There are some references in logrotate dirs but nothing that seems to be controlling the mysql destination and nothing in /etc/syslog-ng/syslog-ng.conf so this 30 day retention must be some kind of default.
Check if you have php-syslog-ng installed, syslog-ng isn't responsible for this.
Log rotation
Log rotation should be part of most installations where you use php-syslog-ng. It is better to use log rotation than deleting rows in the main table because deleting rows can lead to performance problems. Rotating old logs out of the main table will also usually result in better performance because the tables with old logs are static and can be optimized. There is a logrotate.php script in the scripts directory. You may have to edit it to enter the correct path to your php-syslog-ng installation but after that it should be ready for use. If you enable merge tables in the config.php file then a merge table of all log tables will be created at the end of the script. The merge table will allow you to search across all tables instead of having to do searches against one table at a time.

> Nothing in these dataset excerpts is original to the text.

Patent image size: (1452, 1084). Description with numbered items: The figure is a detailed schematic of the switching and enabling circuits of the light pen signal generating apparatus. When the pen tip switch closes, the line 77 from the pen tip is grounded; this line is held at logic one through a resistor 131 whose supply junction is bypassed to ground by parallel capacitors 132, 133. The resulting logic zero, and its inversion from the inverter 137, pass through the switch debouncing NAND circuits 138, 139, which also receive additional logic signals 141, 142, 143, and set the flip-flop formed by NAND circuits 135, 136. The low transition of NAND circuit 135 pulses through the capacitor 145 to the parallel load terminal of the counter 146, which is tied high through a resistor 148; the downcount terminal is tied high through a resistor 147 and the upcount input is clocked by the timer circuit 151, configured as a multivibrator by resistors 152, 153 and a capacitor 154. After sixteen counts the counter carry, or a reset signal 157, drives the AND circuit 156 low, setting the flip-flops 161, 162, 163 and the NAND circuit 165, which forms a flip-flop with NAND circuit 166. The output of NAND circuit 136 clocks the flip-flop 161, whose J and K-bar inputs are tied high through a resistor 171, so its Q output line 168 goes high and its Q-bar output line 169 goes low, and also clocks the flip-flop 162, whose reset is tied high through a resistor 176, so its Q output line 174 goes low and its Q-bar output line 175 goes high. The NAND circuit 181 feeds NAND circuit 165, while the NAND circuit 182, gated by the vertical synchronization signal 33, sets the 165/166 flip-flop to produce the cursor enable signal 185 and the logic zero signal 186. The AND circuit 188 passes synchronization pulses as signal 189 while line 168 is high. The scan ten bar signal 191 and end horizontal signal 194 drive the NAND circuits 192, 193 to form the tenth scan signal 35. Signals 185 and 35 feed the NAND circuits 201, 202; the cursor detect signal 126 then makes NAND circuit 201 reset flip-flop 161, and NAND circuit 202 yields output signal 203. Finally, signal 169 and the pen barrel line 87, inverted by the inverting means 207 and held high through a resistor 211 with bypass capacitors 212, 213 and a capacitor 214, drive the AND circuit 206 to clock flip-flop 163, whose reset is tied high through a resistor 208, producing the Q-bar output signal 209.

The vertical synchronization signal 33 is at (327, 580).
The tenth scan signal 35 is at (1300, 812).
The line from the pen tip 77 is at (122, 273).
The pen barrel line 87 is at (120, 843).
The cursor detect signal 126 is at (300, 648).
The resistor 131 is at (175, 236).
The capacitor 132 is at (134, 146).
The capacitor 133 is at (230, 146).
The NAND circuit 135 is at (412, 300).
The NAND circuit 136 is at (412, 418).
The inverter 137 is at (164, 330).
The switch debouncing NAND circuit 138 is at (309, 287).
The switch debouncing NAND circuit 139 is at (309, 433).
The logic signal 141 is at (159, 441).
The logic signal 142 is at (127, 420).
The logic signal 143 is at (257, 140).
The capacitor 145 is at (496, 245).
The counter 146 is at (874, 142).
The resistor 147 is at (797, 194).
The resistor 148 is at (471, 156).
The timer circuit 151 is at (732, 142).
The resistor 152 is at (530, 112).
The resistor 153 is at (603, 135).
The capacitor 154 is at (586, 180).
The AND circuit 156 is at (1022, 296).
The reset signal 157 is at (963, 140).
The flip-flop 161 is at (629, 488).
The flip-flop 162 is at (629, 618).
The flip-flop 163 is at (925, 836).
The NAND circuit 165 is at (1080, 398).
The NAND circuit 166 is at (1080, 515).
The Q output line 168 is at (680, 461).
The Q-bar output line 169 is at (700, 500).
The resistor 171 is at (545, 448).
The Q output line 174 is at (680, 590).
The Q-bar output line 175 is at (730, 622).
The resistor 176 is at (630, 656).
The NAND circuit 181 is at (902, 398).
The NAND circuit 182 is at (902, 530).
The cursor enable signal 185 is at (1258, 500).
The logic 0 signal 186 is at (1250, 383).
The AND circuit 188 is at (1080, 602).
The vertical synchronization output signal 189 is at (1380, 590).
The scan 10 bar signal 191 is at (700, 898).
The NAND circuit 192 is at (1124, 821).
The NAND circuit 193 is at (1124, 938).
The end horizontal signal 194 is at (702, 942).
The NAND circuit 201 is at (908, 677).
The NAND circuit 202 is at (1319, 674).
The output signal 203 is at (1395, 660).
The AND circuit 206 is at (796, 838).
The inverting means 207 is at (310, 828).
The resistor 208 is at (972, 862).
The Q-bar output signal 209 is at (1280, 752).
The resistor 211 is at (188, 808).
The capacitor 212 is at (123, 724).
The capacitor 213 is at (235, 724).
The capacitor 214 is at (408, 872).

The merge table does equate to a slight performance hit on the search form because the fields are populated based on all tables instead of one particular table.
You can also specify enable the LOGRETENTION setting in config.php. If you enable this then logs older than this setting will be dropped whenever the logrotate.php is run.
If you decide to use the logrotate.php script then just add it to your crontab and have it run however frequent you want (max is currently one time per day).